Because.What.We.Are.Good.At

It’s not surprising, though, because most institutions have a management team that has been selected on the basis of their ability to manage the status quo, to keep things running as they are (perhaps with modest expansion and growth). The “technology” of innovation, growth, expansion, rethinking business models, being entrepreneurial, leveraging resources, finding efficiency, building strategic platforms on which new revenue streams can grow, all of these are beyond their ken. It is easy to predict that we will put all our energy into saving and so very little into earning.

And when we DO turn our attention away from cost-cutting, the furthest we usually get is to devote ourselves to RETENTION. We tell ourselves that each retained student is $15k net tuition we have next year that we might have lost. Retention attention activates our missionary zeal and provides concrete focus for building programs and hiring staff. But we are inclined to measure neither the cost effectiveness of these efforts nor their fundamental limitedness – perfect retention will only ever get you back to the already anemic enrollment you started with.  And when your best people are working on this, they are not working on growth.

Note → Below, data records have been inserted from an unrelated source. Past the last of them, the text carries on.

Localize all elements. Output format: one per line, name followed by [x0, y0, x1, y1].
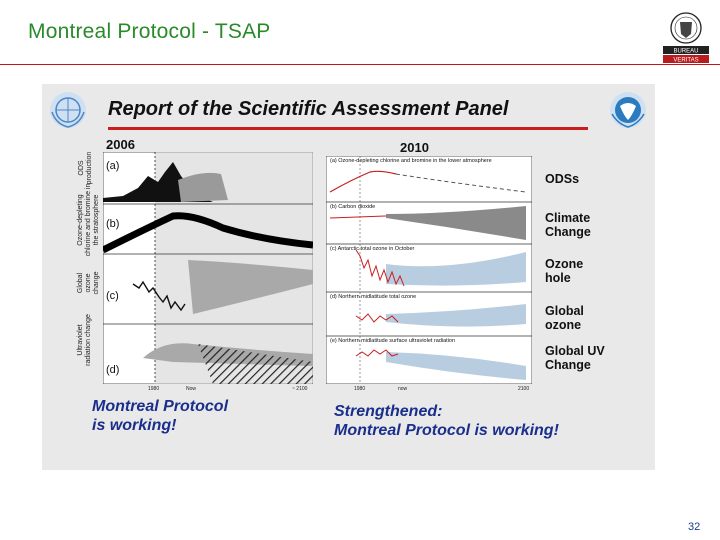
right-e-projection: [386, 352, 526, 380]
left-caption: Montreal Protocol is working!: [92, 398, 229, 434]
left-panel-label-c: (c): [106, 290, 119, 302]
right-xtick-now: now: [398, 386, 408, 392]
left-c-observations: [132, 280, 186, 312]
page-number: 32: [688, 521, 701, 533]
left-d-hatched-range: [198, 344, 313, 384]
right-panel-title-c: (c) Antarctic total ozone in October: [330, 246, 415, 252]
right-xtick-2100: 2100: [518, 386, 530, 392]
un-emblem-icon: [50, 92, 86, 128]
right-c-observed: [355, 249, 405, 287]
title-divider: [0, 64, 720, 65]
right-e-observed: [355, 349, 399, 357]
left-panel-label-a: (a): [106, 160, 120, 172]
left-year: 2006: [106, 137, 135, 152]
legend-odss: ODSs: [545, 172, 580, 186]
bureau-veritas-logo: BUREAU VERITAS: [663, 12, 709, 64]
right-panel-title-d: (d) Northern midlatitude total ozone: [330, 294, 417, 300]
left-chart: [103, 152, 313, 384]
right-c-projection: [386, 252, 526, 286]
legend-global-uv-change: Global UV Change: [545, 344, 605, 372]
left-xtick-2100: ~ 2100: [292, 386, 308, 392]
unep-emblem-icon: [610, 92, 646, 128]
right-panel-title-e: (e) Northern midlatitude surface ultravi…: [330, 338, 456, 344]
logo-text-bottom: VERITAS: [673, 58, 698, 64]
left-ylabel-uv-change: Ultraviolet radiation change: [77, 314, 92, 366]
report-title-underline: [108, 127, 588, 130]
right-panel-title-b: (b) Carbon dioxide: [330, 204, 376, 210]
legend-climate-change: Climate Change: [545, 211, 591, 239]
right-d-observed: [355, 313, 399, 323]
left-c-projection: [188, 260, 313, 314]
left-b-curve: [103, 212, 313, 254]
left-xtick-1980: 1980: [148, 386, 160, 392]
right-d-projection: [386, 304, 526, 327]
right-xtick-1980: 1980: [354, 386, 366, 392]
legend-global-ozone: Global ozone: [545, 304, 584, 332]
legend-ozone-hole: Ozone hole: [545, 257, 584, 285]
left-panel-label-d: (d): [106, 364, 120, 376]
left-a-projection: [178, 172, 228, 202]
right-chart: [326, 156, 532, 384]
right-caption: Strengthened: Montreal Protocol is worki…: [334, 403, 559, 439]
left-ylabel-chlorine-bromine: Ozone-depleting chlorine and bromine in …: [77, 183, 100, 257]
right-year: 2010: [400, 140, 429, 155]
report-title: Report of the Scientific Assessment Pane…: [108, 98, 509, 120]
left-panel-label-b: (b): [106, 218, 120, 230]
right-a-observed: [329, 170, 397, 193]
logo-text-top: BUREAU: [673, 49, 698, 55]
slide-title: Montreal Protocol - TSAP: [28, 20, 271, 43]
left-xtick-now: Now: [186, 386, 197, 392]
right-panel-title-a: (a) Ozone-depleting chlorine and bromine…: [330, 158, 492, 164]
right-a-projection: [395, 173, 527, 193]
right-b-projection: [386, 206, 526, 240]
left-ylabel-global-ozone: Global ozone change: [77, 271, 100, 295]
right-b-observed: [329, 215, 387, 219]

There is No Smaller Right-Size

This is a very big problem. When most institutional energy and brainpower is devoted to cutting costs and stemming losses, very little is leftover for actual expansion of the revenue pie.  Most colleges that are struggling will not achieve anything close to a sustainable business structure via cuts and retention. They have fundamental structural deficits related to their size and there is not a smaller size that works. All of the efforts at cost management and loss prevention are efforts at managing the wrong problem.

See also

Wedell-Wedellsborg, Thomas. 2017. “Are You Solving the Right Problem?” Harvard Business Review, January-February.